Brendan Kennedy

Personal information
- Date of birth: 7 December 1974 (age 51)
- Place of birth: Dublin, Ireland
- Position: Goalkeeper

Youth career
- Cherry Orchard

Senior career*
- Years: Team / Apps / (Gls)
- 1993–1995: Shamrock Rovers / 0 / (0)
- 1995–1996: Dundalk / 0 / (0)
- 1996–1998: Ashtown Villa / 59 / (0)
- 1998–1999: Parkvilla F.C. / 27 / (0)
- 1999–2000: Moyle Park / 30 / (0)
- 2000–2001: Cherry Orchard F.C. / 43 / (0)
- 2001–2004: Dublin City / 34 / (0)
- 2004: Kildare County / 11 / (0)
- 2005: Dublin City / 20 / (0)
- 2006: Kildare County / 28 / (0)
- 2006–2007: Bangor Celtic F.C. / 26 / (0)
- 2008–2009: Monaghan United / 22 / (0)

= Brendan Kennedy =

Irish footballer

Brendan Kennedy (born 7 December 1974, in Dublin) is an Irish former footballer.

Kennedy is the brother of former Liverpool and Irish international Mark Kennedy. He is a goalkeeper who played for junior clubs such as Cherry Orchard, Ashtown Villa, and Moyle Park before entering the League of Ireland with Shamrock Rovers in the 1993–94 season.
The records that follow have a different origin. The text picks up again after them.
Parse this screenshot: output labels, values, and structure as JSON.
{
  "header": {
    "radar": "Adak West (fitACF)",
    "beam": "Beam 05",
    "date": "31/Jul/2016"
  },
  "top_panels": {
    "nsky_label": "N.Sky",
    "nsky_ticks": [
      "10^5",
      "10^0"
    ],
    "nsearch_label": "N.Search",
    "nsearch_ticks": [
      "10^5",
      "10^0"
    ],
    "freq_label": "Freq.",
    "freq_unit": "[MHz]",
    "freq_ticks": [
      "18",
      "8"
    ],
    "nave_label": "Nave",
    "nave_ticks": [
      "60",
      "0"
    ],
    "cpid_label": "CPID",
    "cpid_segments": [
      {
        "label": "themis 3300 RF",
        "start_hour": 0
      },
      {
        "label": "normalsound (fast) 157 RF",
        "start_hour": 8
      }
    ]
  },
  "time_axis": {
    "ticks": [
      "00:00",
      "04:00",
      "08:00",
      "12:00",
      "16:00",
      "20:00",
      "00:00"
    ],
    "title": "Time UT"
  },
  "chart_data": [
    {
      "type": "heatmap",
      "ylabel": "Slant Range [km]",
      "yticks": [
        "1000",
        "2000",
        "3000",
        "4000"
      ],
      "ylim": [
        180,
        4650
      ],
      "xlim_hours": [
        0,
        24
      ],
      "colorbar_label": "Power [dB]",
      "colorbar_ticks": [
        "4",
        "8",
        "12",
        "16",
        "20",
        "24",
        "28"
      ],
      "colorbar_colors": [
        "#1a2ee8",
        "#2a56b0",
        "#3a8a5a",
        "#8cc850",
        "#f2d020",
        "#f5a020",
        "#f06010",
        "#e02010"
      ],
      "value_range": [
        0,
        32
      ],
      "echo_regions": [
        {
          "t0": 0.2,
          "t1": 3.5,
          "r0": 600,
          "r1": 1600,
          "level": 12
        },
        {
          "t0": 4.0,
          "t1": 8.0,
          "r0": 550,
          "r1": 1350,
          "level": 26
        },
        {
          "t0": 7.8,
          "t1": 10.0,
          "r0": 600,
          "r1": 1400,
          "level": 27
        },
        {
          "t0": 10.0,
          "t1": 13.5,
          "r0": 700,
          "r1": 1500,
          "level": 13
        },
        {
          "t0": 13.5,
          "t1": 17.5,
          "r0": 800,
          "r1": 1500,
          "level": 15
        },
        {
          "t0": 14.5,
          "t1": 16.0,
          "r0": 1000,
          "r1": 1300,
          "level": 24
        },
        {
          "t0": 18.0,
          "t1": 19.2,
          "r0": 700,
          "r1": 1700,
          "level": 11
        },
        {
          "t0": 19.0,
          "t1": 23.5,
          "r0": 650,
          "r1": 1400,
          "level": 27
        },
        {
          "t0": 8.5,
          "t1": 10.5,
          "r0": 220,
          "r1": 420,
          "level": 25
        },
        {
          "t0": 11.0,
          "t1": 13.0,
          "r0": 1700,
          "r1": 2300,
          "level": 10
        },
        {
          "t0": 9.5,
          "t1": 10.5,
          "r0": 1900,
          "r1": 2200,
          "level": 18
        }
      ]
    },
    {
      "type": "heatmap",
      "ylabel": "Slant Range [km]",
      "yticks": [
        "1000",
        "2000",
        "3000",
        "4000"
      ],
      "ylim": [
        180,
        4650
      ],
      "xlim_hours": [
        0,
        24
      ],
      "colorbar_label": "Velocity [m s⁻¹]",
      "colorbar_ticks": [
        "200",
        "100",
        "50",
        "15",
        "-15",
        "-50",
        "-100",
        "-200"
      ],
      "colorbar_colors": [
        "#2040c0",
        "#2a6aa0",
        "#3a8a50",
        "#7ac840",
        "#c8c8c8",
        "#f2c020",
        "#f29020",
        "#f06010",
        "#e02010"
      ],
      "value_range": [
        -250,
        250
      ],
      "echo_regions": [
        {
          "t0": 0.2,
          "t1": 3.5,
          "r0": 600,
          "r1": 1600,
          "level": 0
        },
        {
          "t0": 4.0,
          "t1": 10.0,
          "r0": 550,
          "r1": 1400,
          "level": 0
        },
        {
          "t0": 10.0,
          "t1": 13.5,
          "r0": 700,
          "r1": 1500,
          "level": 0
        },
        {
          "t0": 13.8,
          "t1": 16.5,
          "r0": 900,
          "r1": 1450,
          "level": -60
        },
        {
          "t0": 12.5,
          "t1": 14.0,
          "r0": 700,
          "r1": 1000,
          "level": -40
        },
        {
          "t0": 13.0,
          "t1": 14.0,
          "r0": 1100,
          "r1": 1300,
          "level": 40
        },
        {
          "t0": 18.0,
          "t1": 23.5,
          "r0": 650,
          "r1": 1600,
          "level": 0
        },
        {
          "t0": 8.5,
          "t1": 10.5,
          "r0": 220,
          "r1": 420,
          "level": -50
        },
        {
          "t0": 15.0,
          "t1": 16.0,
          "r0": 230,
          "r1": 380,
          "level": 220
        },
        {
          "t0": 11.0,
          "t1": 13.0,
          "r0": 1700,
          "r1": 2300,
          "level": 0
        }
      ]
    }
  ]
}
Kennedy played underage football for Shamrock Rovers and Dundalk. He made one appearance as a substitute for 4 minutes for Rovers in the League of Ireland on 15 August 1993. Kennedy joined Ashtown Villa, who were competing in the Leinster Senior League, in 1996. Over the next six seasons, Kennedy played with Parkvilla, Moyle Park and Cherry Orchard before making his League of Ireland debut for Dublin City in the 2001–02 season.

He played for Dublin City from 2002 to 2004. Kennedy won the League of Ireland First Division championship — and promotion to the Premier Division – with City in 2003 but was released by new manager Roddy Collins in the late summer of 2004. Kennedy returned to the First Division whereupon he joined Kildare County, making 11 first-team appearances during the season.

He rejoined Dublin City in 2005, but appeared only sporadically in the latter part of the season, James Gallagher, on loan from Finn Harps, being Dermot Keely's preferred goalkeeper. Kennedy was, however, recalled for the promotion/relegation play-off in which City beat Shamrock Rovers to once more gain admission to the Premier Division. Despite this, Kennedy was not offered a new contract at the end of the 2005 season and he rejoined Kildare County.

His second stint in Kildare began in December. He was a consistent goalkeeper throughout the season. His performances included a penalty save against Limerick in a league match in September.

Towards the end of the 2006 season Kennedy struggled to hold on to his place due to competition with the promising new keeper John Flynn.

Kennedy was released from Kildare County at the end of the 2006 season and was not signed by a League of Ireland club for the 2007 season. He instead joined Bangor Celtic, but returned to the League of Ireland in 2008 after signing for Monaghan United. He made 38 league appearances for the Mons over the following two years but left the club at the end of the 2010 season. He then played with LSL side Lucan United before hanging up his boots and joining former boss Mick Cooke at Drogheda United as goalkeeping coach.

Kennedy later joined St. Mochta's as director of football. He then became manager of Leinster Senior League side Dunboyne A.F.C. in 2015. He departed in 2017 to take charge of Swords Celtic.